Officiellement, le CCMTF, créé en 2001, représente l’ensemble de l’islam turc de France (il gère la plupart des lieux de culte) et non uniquement la voix d’Ankara. « Un faux nez », analyse pour TSA, Bernard Godard, un ancien des renseignements généraux, spécialiste de l’islam en France. Il est en réalité une émanation de l’Union turco-islamique des affaires théologiques (la DITIB), une structure de la direction des affaires religieuses turques (le Diyanet). Bref, une organisation qui émane directement de l’État turc. À l’étranger, cette structure dispose d’attachés aux affaires religieuses qui officient dans chaque ambassade et consulat pour coordonner, notamment, l’envoi d’imams.

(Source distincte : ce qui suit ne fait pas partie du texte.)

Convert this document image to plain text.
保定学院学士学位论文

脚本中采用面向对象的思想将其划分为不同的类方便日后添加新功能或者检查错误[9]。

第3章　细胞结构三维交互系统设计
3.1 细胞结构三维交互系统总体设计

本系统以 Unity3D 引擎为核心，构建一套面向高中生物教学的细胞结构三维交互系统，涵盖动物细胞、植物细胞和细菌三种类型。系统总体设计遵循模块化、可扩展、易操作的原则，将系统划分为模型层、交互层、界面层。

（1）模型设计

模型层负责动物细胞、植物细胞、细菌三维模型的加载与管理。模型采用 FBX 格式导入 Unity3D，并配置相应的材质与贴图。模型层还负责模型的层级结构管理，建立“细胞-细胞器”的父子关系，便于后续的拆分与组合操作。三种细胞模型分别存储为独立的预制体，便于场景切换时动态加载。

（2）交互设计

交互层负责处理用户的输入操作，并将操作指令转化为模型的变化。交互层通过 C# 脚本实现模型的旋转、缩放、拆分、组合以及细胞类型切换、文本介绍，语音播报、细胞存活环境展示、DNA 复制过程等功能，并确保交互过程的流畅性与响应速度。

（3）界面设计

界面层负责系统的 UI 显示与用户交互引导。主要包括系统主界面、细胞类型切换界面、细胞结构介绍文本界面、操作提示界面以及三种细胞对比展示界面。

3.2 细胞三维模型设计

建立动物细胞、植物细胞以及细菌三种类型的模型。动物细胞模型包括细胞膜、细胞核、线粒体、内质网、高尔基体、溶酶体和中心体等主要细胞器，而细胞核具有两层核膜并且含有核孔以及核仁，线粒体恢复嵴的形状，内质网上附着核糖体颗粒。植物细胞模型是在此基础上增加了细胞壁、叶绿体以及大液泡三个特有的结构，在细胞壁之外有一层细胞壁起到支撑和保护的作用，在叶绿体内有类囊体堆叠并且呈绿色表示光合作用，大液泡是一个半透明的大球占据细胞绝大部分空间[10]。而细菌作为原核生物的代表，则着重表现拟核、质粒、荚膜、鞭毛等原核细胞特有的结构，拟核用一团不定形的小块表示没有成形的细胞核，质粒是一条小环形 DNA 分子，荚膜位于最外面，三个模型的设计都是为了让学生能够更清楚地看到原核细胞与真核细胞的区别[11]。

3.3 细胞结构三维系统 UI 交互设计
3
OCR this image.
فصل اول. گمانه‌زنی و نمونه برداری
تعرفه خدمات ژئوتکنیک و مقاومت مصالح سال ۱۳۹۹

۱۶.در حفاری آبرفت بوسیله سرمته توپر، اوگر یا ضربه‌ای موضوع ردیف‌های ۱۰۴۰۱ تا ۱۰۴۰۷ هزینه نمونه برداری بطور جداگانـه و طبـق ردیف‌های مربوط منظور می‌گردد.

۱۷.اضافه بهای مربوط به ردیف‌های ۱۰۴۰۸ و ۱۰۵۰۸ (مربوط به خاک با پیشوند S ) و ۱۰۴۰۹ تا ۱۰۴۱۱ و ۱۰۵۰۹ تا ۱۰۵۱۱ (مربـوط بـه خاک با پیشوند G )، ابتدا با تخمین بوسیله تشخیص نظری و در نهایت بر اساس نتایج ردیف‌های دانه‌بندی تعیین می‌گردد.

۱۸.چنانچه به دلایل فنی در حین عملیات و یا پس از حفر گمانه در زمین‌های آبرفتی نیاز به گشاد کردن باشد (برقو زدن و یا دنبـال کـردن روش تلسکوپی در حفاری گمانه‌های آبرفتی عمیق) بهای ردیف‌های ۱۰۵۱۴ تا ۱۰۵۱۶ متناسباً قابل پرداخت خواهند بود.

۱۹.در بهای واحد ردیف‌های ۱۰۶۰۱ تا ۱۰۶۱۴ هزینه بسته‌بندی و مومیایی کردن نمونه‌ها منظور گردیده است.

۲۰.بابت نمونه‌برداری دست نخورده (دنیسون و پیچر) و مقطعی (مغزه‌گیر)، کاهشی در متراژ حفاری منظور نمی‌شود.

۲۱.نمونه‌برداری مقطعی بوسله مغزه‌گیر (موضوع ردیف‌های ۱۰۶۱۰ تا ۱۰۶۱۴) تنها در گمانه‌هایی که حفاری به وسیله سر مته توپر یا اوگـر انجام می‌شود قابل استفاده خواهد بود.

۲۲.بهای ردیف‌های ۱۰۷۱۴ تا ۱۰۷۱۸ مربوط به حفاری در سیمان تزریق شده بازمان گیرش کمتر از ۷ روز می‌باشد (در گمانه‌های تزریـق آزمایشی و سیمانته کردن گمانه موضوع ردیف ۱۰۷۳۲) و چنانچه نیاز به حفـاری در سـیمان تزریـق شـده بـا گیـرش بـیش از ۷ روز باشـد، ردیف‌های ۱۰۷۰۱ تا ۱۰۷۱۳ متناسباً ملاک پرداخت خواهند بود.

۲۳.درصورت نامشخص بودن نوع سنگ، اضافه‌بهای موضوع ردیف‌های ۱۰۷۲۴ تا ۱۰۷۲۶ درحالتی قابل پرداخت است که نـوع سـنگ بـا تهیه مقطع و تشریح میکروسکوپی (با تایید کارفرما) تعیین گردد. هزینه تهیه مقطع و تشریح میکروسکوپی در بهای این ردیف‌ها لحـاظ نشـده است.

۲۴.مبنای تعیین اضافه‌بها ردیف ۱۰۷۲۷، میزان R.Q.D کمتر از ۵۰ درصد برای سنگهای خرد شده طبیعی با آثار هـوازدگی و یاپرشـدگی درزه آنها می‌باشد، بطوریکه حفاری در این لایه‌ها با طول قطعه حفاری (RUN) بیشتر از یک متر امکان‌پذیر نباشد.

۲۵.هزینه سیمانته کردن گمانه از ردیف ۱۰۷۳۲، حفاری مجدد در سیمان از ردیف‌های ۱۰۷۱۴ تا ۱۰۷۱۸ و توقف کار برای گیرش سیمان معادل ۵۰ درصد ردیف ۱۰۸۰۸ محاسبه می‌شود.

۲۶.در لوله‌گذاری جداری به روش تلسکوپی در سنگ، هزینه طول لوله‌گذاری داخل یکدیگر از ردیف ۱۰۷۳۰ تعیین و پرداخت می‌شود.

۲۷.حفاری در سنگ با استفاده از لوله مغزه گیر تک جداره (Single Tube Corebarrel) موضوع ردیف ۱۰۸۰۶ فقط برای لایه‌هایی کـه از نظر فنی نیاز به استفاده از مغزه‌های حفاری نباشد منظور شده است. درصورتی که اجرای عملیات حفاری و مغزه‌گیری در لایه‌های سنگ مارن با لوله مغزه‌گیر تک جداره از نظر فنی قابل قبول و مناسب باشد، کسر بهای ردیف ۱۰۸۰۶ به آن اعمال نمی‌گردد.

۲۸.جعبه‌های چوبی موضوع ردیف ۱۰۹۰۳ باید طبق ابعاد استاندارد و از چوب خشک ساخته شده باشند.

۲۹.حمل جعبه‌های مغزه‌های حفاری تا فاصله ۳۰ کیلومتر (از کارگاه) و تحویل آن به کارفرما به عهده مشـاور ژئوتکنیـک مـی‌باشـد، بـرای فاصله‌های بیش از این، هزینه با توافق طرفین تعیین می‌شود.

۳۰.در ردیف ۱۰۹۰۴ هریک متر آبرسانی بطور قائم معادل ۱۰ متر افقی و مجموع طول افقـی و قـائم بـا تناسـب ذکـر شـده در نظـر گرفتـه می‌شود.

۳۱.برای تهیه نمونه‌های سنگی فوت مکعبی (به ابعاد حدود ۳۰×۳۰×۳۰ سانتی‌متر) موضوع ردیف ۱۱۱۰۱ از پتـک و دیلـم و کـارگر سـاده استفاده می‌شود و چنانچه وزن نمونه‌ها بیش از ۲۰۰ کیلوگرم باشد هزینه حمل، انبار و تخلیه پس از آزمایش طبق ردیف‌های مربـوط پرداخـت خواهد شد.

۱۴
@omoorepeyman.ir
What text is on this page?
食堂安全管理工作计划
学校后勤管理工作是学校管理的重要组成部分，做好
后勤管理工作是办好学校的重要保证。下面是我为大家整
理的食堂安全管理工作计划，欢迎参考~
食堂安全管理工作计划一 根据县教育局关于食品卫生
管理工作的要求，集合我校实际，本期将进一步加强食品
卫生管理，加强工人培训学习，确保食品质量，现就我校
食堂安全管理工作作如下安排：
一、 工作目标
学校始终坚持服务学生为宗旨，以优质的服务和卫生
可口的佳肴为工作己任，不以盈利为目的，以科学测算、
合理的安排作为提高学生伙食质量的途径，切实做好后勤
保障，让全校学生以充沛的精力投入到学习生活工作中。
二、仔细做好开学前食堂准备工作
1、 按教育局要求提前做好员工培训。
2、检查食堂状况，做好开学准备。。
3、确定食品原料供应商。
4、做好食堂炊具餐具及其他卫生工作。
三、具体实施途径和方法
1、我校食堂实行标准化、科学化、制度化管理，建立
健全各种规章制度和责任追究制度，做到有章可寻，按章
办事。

Bien que plus discrète, la DITIB a aussi une fonction politique. Au moment du référendum en Turquie au mois d’avril (qui visait à renforcer les pouvoirs du Président), le bureau des affaires religieuses aurait ouvertement donné des directives aux imams du pays pour inciter les fidèles à voter « oui ».

Si l’ancien président du CCMTF Haydar Demiriyuret était un agent administratif de la DITIB, Ahmet Ogras lui « ne connaît rien aux réseaux associatifs » et n’a aucune expérience dans le domaine religieux, précise le spécialiste Bernard Godard.

Patron d’une agence de voyages spécialiste de la Turquie, Ahmet Ogras, 46 ans, est l’ancien président de la branche française de l’UETD (Union des démocrates turcs européens), dont il a également participé à la formation en 2005. Cette structure n’est autre que la vitrine européenne de l’AKP, le parti du président turc Erdogan. Elle a notamment été à l’initiative de grandes réunions électorales pro-Erdogan en Allemagne et en France avant le référendum. Ahmet Ogras, dont l’un des membres de sa belle-famille est conseiller d’Erdogan, ne cache pas sa proximité avec le Président turc.

La création du CFCM avait vocation à ce que le culte musulman se dote d’un organe de représentation français. Il a finalement conduit à un renforcement de l’emprise des États d’origine. En l’occurence du Maroc, de l’Algérie et de la Turquie.